Rishabh Pant’s one-handed deliverance | Cricbuzz.com

The one-handed loft: A Rishabh Pant trademark

The one-handed loft: A Rishabh Pant trademark

Rishabh Pant smashed seven sixes in the second ODI against England. But the two sixes he clubbed off the Curran brothers summed up the sheer self belief in his game.

It is the 46th over of the innings. Sam Curran is ready to face the challenge of bowling at Pant. The Surrey all-rounder looks to outfox the wicketkeeper-batsman with the off-cutter. As Curran releases the ball, just for a moment, it feels as if he has also succeeded in his endeavour. At the other end, Pant is eyeing an across the line hoick but gets it off the toe-end.
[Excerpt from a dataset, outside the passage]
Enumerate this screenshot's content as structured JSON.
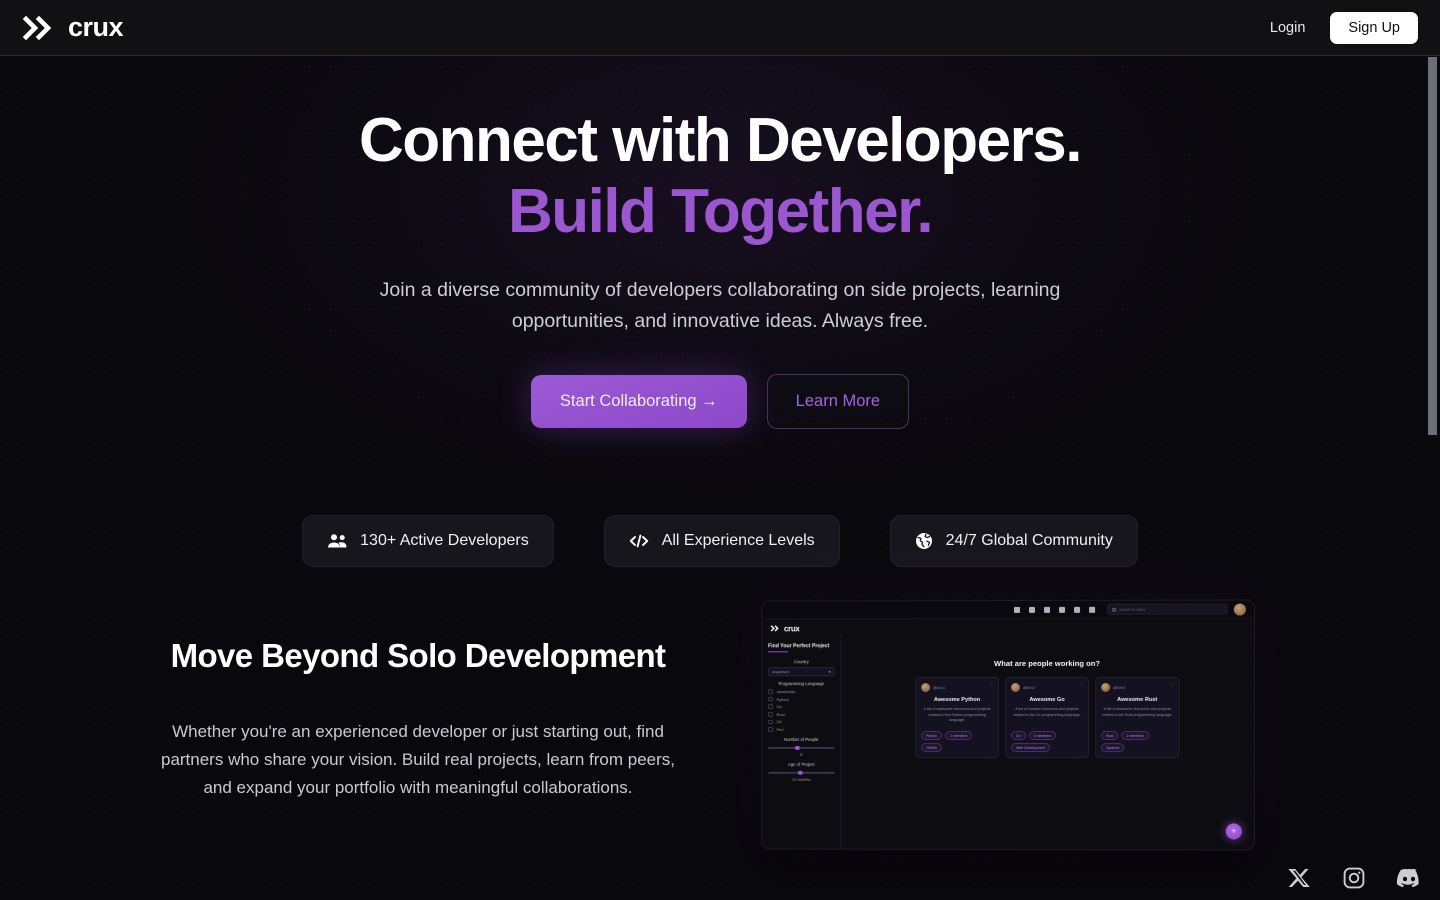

As he is about to complete the shot, the bottom hand comes off the bat handle. However, he goes through with the stroke with the ball ending up in the stands, straight down the ground.

In Pant’s own world, it didn’t matter that his bottom hand came off. Meanwhile, from a distance, the bowler looked beaten and lost for ideas to counter the batsman’s 360-degree geometric skills and conviction. As Graeme Swann on commentary succinctly observed: “That’s just sheer bat speed that’s taken that all the way. Nowhere near the middle of the bat.” Such was Pant’s audacious bat speed that the willow eventually ended up right behind his head, with his eyes fixed on the path of the ball. Certainly a pose for the cameras.

The key to Pant’s pyrotechnics lies in his high back-lift and his power-packed downswing. The subsequent momentum that he is able to create helps him to land the big shots. In the IPL 2020, pace bowlers effectively countered Pant’s strengths by employing a line well outside off, which in turn forced him to reach for the ball.

In the second ODI, Tom Curran tried a similar tactical gambit off the first ball of the 47th over. From over the wicket, the all-rounder attempted the wide yorker but it turned out to be a low full toss. Even though the margin of error for a bowler in the slog overs has reduced, a low full toss is still a reliable, defensive weapon in modern day limited overs cricket. After bowling the low full toss, for a moment, Curran might have even felt that he had just escaped from being tonked for one more six. Just that he was bowling to a batsman who was in that dream zone. On expected lines, Pant carved it away for a six via point, with the bottom-hand once again coming off the handle.

With modern day bats at their disposal, once in a while we witness batsmen successfully landing the big hit despite the bottom hand coming off. However, over a period of time, Pant has made that shot the norm rather than an exception.

Pant’s bombastic 40-ball 77 wasn’t just about one-handed sixes, but he initially gauged the conditions before going for the jugular. The point can be capsulised by how he dealt exclusively in a diet of singles before shunning out his alter-ego to smack the leg-spinner Adil Rashid into the stands.

The kind of approach India’s current batting coach, Vikram Rathour, had asked from Pant a couple of years ago. “At this level it is more about your mindsets, getting your game plan right, have lots and lots of discussions on why they’re making certain decisions at whichever time they do that,” he had said in a presser. “Someone like Rishabh, he’s a phenomenal player, there’s no doubt about that. But, of course, he needs to sort out his game plans a little more. Bring a little bit of discipline to his game. All the young players need to realise that there is a fine line between fearless cricket and careless cricket.

“What the team management is asking of them is fearless cricket. Having clear game plans and playing with intent and backing your strengths. At the same time, they cannot be careless. I am sure they are smart enough to understand that. What I am saying is of course we want him to play all his shots. He needs to be fearless, because that’s what makes him special. He’s an impact player. But at the same time he cannot afford to be careless, that’s all. He needs to understand the difference between those two.” Maybe Pant is now able to strike the right balance between “fearless cricket and careless cricket”. And that is helping him to turn his immense skills into consistency.

Even though Pant seems to have added smarts to his power-hitting, the foundation stone of his game would be his conviction to carry out his fearless brand of cricket. Occasionally, his fearless approach would let him down. For instance, in the first innings of the Gabba Test against Australia, Pant tried to ramp Josh Hazlewood over the slip cordon, only to be caught at gully. But in the same Test, in India’s second innings, his cut-and-thrust skills helped India post a memorable win.

Tiger Woods had once said, “the ball has absolutely no options. It will go in”. Pant seems to have a similar enviable quality in him. The kind of self belief that could leave a lot more bowlers rearranging their facial expressions in disbelief after witnessing Pant’s bazooka hits.